Un président prêt à en découdre
Tout en refusant de considérer le 14 janvier 2011 comme une journée mémorable marquant l’avènement de la démocratie, le chef de l’Etat a tenu à réitérer sa position, devenue un dogme selon lequel la journée mémorable est celle du 17 décembre 2010, celle marquant le déclenchement des émeutes à Sidi Bouzid.
Visiblement en colère et prêt à en découdre, le président s’est voulu offensif voire agressif traitant ses opposants de tous les noms, comme il nous y a d’ailleurs habitués : traitres, corrompus, voleurs et qui s’emploient à détruire l’Etat, dont il se considère l’unique incarnation.
On ne peut pas dire que Saïed a cherché à calmer les esprits ou à éviter la confrontation, comme l’aurait fait un chef d’Etat «normal». Non, M. Saïed, têtu et obstiné comme il est, et qui veut avoir toujours raison contre tout le monde, même quand il a tort, s’est voulu agressif et provocateur, plutôt pyromane que pompier.

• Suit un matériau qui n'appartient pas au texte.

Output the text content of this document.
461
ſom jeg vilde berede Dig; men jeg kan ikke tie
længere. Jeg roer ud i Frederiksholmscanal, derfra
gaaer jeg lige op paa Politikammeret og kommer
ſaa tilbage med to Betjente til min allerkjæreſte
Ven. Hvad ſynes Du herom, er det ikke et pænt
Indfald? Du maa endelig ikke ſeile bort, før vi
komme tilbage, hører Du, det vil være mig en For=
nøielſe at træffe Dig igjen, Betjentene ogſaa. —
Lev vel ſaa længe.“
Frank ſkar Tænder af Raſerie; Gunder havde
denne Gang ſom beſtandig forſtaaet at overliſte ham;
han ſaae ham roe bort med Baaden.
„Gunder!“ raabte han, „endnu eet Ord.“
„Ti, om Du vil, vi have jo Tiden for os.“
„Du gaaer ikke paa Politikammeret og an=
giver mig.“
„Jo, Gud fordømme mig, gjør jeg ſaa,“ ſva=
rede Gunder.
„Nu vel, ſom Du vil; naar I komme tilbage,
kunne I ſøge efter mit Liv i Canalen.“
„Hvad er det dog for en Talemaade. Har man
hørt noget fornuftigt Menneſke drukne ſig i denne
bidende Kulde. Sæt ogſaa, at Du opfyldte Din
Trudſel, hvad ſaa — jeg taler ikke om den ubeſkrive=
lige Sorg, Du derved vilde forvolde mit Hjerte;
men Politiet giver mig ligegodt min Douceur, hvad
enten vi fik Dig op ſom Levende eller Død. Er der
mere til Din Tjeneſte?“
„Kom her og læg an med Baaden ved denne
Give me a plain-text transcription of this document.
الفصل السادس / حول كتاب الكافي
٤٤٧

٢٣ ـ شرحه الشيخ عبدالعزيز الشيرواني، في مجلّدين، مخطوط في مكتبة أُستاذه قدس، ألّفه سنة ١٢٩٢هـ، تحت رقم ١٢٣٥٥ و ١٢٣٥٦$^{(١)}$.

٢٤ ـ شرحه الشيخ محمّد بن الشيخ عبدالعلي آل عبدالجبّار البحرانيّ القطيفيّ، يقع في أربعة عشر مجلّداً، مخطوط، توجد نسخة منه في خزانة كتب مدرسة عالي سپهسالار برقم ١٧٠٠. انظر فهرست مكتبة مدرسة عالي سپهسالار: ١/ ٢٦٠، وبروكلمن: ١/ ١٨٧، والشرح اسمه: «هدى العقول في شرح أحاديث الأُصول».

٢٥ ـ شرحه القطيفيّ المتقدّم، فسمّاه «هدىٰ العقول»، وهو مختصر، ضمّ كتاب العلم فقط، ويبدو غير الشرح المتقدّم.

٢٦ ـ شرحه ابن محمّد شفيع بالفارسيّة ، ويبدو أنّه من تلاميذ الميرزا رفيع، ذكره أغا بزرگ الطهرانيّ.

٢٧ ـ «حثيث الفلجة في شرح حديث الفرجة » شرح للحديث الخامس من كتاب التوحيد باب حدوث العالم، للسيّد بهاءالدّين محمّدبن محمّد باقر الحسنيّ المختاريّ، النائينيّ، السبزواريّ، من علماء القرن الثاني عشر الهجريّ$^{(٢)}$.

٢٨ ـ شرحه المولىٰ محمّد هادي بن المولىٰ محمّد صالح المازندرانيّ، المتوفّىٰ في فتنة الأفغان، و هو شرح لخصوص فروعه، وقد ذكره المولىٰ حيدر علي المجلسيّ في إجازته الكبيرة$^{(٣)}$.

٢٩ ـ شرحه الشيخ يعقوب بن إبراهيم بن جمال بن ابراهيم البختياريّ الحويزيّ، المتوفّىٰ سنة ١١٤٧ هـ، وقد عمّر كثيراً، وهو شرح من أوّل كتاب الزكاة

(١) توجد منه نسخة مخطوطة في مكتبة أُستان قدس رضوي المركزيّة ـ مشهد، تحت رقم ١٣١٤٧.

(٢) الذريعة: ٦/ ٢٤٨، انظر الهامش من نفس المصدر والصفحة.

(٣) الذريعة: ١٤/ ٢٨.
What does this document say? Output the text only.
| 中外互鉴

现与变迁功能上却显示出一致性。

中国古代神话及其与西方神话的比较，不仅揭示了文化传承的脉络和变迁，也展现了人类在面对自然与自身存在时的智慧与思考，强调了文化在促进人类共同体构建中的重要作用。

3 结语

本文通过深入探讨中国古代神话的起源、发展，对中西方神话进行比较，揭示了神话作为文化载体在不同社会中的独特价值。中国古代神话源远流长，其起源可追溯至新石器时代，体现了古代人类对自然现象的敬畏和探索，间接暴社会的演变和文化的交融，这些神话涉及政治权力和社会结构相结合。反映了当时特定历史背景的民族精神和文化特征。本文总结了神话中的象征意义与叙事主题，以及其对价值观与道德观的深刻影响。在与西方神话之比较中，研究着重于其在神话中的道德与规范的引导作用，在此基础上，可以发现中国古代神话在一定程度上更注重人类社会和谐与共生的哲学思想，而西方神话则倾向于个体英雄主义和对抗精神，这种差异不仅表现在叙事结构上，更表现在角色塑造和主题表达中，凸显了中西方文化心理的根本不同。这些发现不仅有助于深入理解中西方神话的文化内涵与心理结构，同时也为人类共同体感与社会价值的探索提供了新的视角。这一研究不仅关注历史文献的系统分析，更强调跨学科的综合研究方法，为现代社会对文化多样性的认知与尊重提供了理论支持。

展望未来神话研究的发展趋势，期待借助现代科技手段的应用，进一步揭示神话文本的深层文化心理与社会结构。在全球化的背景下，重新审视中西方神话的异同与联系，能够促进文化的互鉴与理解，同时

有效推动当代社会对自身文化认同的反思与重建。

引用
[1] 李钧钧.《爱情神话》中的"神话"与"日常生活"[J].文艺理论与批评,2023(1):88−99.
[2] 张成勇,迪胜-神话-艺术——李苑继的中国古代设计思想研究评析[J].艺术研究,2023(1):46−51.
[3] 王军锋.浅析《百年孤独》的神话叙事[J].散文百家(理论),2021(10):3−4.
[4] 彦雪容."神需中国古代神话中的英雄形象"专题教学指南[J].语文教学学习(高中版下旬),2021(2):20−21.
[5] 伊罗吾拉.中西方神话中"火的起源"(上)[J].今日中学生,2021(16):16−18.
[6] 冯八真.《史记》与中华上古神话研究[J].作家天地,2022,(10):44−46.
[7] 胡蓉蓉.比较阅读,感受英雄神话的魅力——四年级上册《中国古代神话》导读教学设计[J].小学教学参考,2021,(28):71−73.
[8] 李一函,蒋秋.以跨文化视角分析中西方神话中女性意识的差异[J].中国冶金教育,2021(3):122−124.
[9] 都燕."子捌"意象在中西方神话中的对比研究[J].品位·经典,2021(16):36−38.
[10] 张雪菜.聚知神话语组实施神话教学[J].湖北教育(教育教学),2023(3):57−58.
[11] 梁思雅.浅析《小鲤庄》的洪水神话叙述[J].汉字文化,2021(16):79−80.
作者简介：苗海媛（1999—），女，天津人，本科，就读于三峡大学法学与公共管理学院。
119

C’est à croire qu’il a voulu, par sa sortie d’hier, lancer un défi à ses opposants et chercher la confrontation avec eux. Une manière de leur dire : «Vous cherchez mon départ ? Eh bien, prouvez que vous êtes capables de me faire partir !»
Les opposants en rangs dispersés
Il reste à savoir si ses opposants, en réaction à ses provocations, vont enterrer leurs divergences idéologiques pour resserrer leurs rangs face à un pouvoir qui conjugue l’incompétence à l’obstination, ou s’ils vont manifester en rangs dispersés, comme ils nous ont habitués jusque-là, et prouver encore une fois leur inconsistance, leur fébrilité et leur incapacité à constituer une force crédible face à un pouvoir qui les regarde de haut et qui, malgré tous ses échecs, se maintient contre vents et marées, et pas seulement par la force brutale de l’Etat.
Il faut dire que le pouvoir a bien fait les choses et joué sur du velours: il a quadrillé les manifestations programmées et a désigné des horaires, des lieux et des itinéraires spécifiques aux forces en présence pour, officiellement, éviter les accrochages et les escarmouches.
Les forces de sécurité, qui sont habituées à gérer les mouvements de foules, ne manqueront pas, elles non plus, de filtrer les manifestants, notamment ceux en provenance de l’extérieur de la capitale, et d’encercler ceux d’entre eux qui parviendront à pénétrer au centre-ville de Tunis dans des petits carrés bien contrôlés, de manière à empêcher tout débordement et à transformer la démonstration de force en une… énième preuve d’impuissance.
La suite, on vous la laisse imaginer : plus de douleurs, plus de larmes et plus de colères pour le petit peuple, celui qui paye toujours les pots cassés!